For a little while now, I’ve been going after Obama and his bunch for attacking big banks when the problem is with regional banks.  He’s given them TARP, gotten most of it back, called them names, and begged for their help.  All the while, smaller banks have been totally ignored while the Feds have been killing them.

failures

That ain’t pretty.  And, it’s getting worse.  That’s a hockey stick based on real numbers.  In the meantime, Ben Bernanke was made Time’s peep of the year.  In that article he talks about coming from a small town.  If that’s the case, then he should remember which banks he did business with.  In small towns, it’s not Citi or Bank of America.  It’s the local regional banks.  You wanna kick start the economy, get off their backs and motivate them to make loans.

No one seemed to be listening.  Obama continued to hound big banks, big banks started giving out bonuses to spite him, and TARP wound up mostly unused.  And the regional bank failures continued.

Finally, I wake up this morning to see that Tom Brown wrote this:

Remember, during the presidential campaign, how we all kept going on and on about how smart Barack Obama is? Remember?

Turns out we were wrong! I can’t speak to topics like foreign affairs or macroeconomics, but I do know about banking. And I will say flat out that Obama’s approach to dealing with bankers and the banking industry has been brainless. It is shocking to see what the guy appears to not know.

On Monday, the President summoned the heads of the country’s big banks to try to jawbone them into lending more. “America’s big banks received extraordinary assistance from American taxpayers,” he said after the meeting. “Now that they’re back on their feet, we expect an extraordinary commitment from them to help rebuild the economy.”

Really? If the President wants the banks to start lending more, he might spend less time yammering at CEOs and more time talking to his own regulators. They don’t seem to have gotten the memo. Instead, regulators are apparently doing all they can to ensure that banks keep their lending to a minimum. For example, they now seem to be insisting banks maintain minimum capital standards meaningfully above the published, official bogeys. Before the credit crunch hit, for instance, OCC policy said a bank would be considered “adequately capitalized” if it carried a Tier 1 capital ratio of 4%, and “well-capitalized” if it carried a Tier 1 ratio of 6%. It was simple. Right there in print.

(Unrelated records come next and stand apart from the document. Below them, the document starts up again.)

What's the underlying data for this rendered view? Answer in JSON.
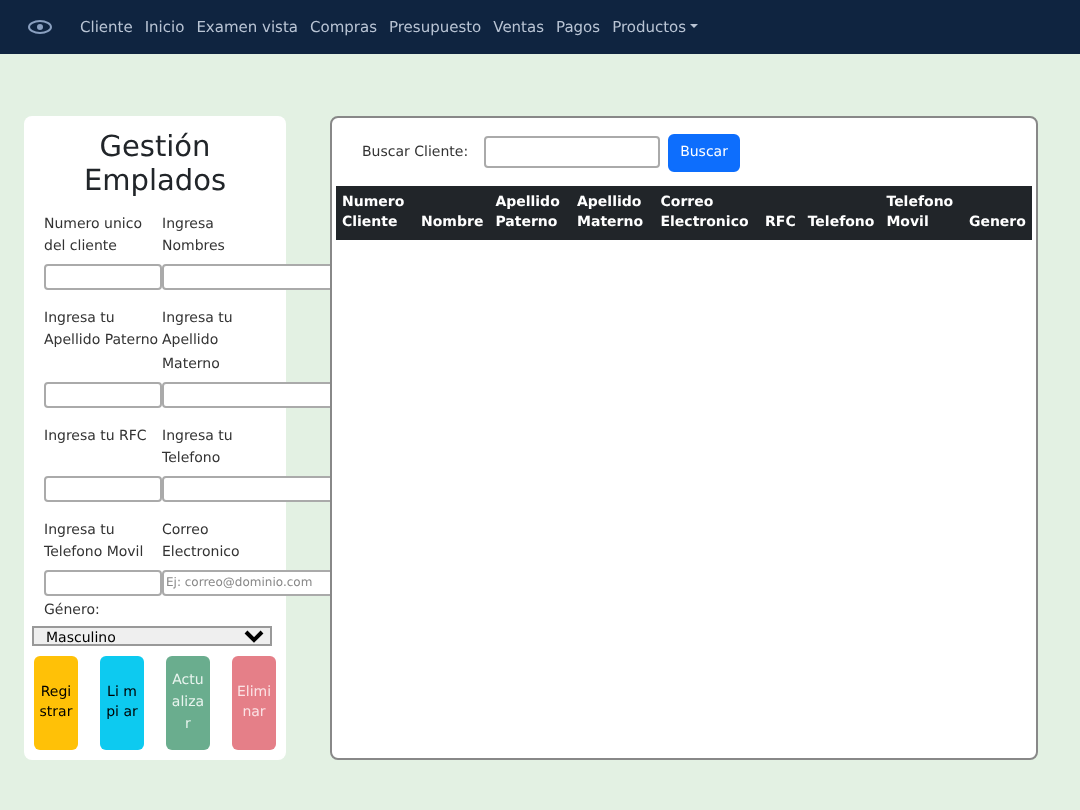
{
  "navbar": {
    "links": [
      {
        "label": "Cliente"
      },
      {
        "label": "Inicio"
      },
      {
        "label": "Examen vista"
      },
      {
        "label": "Compras"
      },
      {
        "label": "Presupuesto"
      },
      {
        "label": "Ventas"
      },
      {
        "label": "Pagos"
      },
      {
        "label": "Productos",
        "dropdown": true
      }
    ]
  },
  "form": {
    "title": "Gestión Emplados",
    "fields": [
      {
        "label": "Numero unico del cliente"
      },
      {
        "label": "Ingresa Nombres"
      },
      {
        "label": "Ingresa tu Apellido Paterno"
      },
      {
        "label": "Ingresa tu Apellido Materno"
      },
      {
        "label": "Ingresa tu RFC"
      },
      {
        "label": "Ingresa tu Telefono"
      },
      {
        "label": "Ingresa tu Telefono Movil"
      },
      {
        "label": "Correo Electronico",
        "placeholder": "Ej: correo@dominio.com"
      }
    ],
    "gender": {
      "label": "Género:",
      "value": "Masculino"
    },
    "buttons": [
      {
        "label": "Regi strar",
        "kind": "warning"
      },
      {
        "label": "Li m pi ar",
        "kind": "info"
      },
      {
        "label": "Actu aliza r",
        "kind": "success"
      },
      {
        "label": "Elimi nar",
        "kind": "danger"
      }
    ]
  },
  "search": {
    "label": "Buscar Cliente:",
    "button": "Buscar"
  },
  "table": {
    "columns": [
      "Numero Cliente",
      "Nombre",
      "Apellido Paterno",
      "Apellido Materno",
      "Correo Electronico",
      "RFC",
      "Telefono",
      "Telefono Movil",
      "Genero"
    ]
  }
}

And now—who knows? Regulators won’t come out and admit they’ve moved the goalposts but, as multiple conversations I’ve lately had with bank CEOs show, they have. Now, apparently, it takes a 10% Tier 1 ratio to be considered well-capitalized, and regulators don’t mind if banks are even a tad over that…..

Yup.

Drop the Tier One back to where it was, free up six or seven percent capital, use that to make traditional loans, you’ve got a lot of money kicked into the economy by doing basically nothing.  The reason they’re not doing that now is FDIC has bankrupted itself and needs both a cash infusion and relief from failing banks.  However, by artificially forcing nominal banks into bankruptcy, they’re not helping anyone.  Use TARP instead.  Simple.  It “saved” the big boys and that did nothing to stimulate the economy.  Put it in FDIC and it will immediately.  What it won’t do however, is make for big headlines with Obama front and center.